Tasmalinda
Senin, 05 Januari 2026 | 18:47 WIB
Ilustrasi konser kpop. Viral cerita pilu kakak hentikan biaya kuliah adik, uang skripsi habis untuk konser K-Pop (unsplash.com/Boga Rín)
Baca 10 detik
  • Seorang kakak menghentikan biaya kuliah adiknya setelah mengetahui dana skripsi Rp10 juta digunakan untuk liburan K-Pop.
  • Kakak yang menjadi tulang punggung keluarga merasa dikhianati karena telah rutin membiayai kebutuhan adiknya.
  • Keputusan penghentian bantuan finansial ini memicu reaksi warganet dan tekanan dari keluarga besar.

SuaraJakarta.id - Sebuah cerita pilu tentang pengorbanan keluarga mendadak viral di media sosial. Kisah ini menyentuh emosi warganet setelah seorang kakak memutuskan menghentikan seluruh biaya kuliah adiknya, usai mengetahui uang skripsi senilai Rp10 juta justru dihabiskan untuk menonton konser K-Pop dan liburan.

Cerita tersebut pertama kali beredar luas lewat unggahan tangkapan layar curhatan pribadi. Dalam ceritanya, sang kakak mengaku menjadi tulang punggung keluarga sejak ayah mereka meninggal dunia beberapa tahun lalu. Ia bekerja di luar kota dan secara rutin mengirimkan uang untuk membiayai kebutuhan sang adik yang masih kuliah.

Setiap bulan, sang kakak mengirim dana jutaan rupiah, mulai dari biaya kos, uang makan, hingga uang kuliah tunggal (UKT). Semua dilakukan demi satu harapan sederhana: sang adik bisa lulus tepat waktu dan memperbaiki kondisi ekonomi keluarga.
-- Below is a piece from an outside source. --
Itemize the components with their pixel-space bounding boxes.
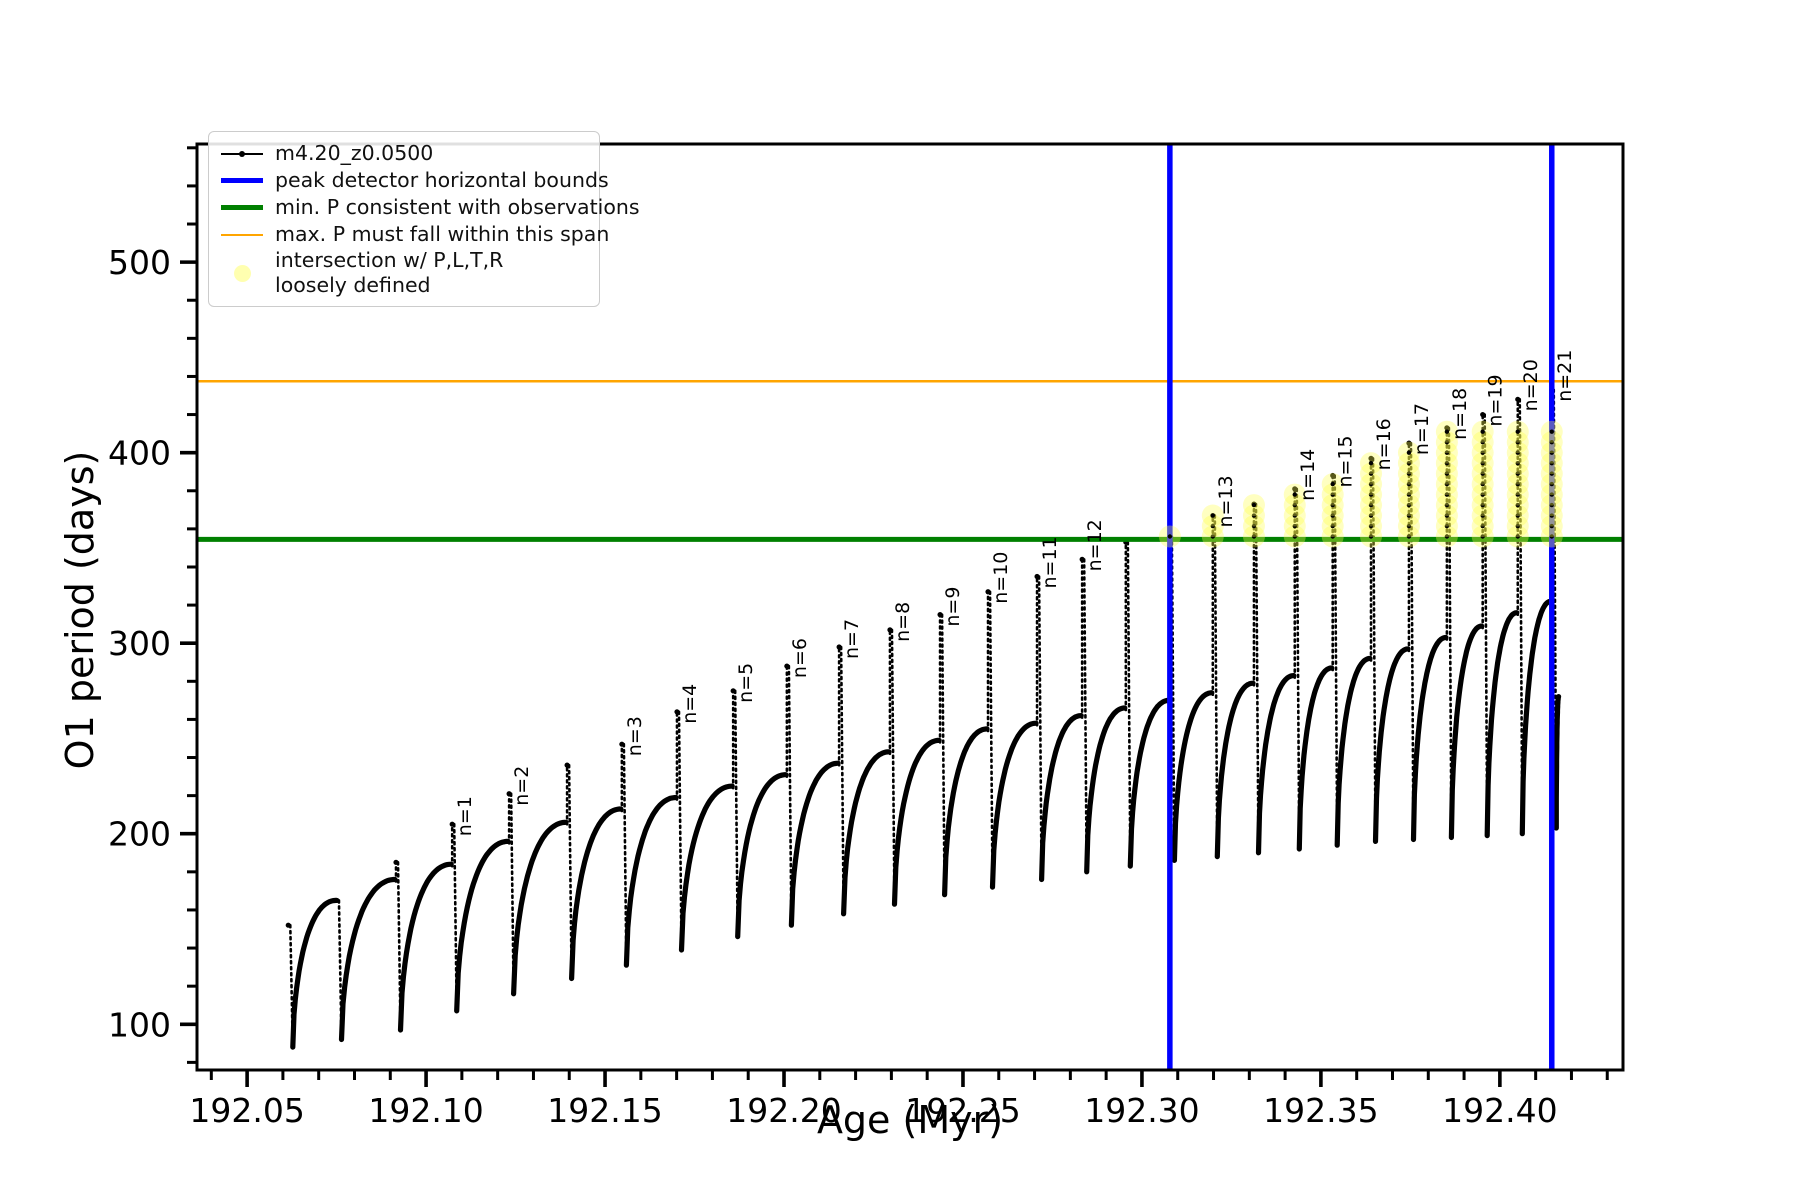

Masalah bermula ketika sang adik meminta tambahan uang sebesar Rp10 juta dengan alasan untuk keperluan skripsi. Uang tersebut disebut akan digunakan untuk olah data, bimbingan, dan kebutuhan sidang akhir. Meski berat, sang kakak akhirnya mengirimkan uang itu, bahkan disebut sebagai tabungan terakhir yang ia miliki.

Namun beberapa hari kemudian, kepercayaan itu runtuh.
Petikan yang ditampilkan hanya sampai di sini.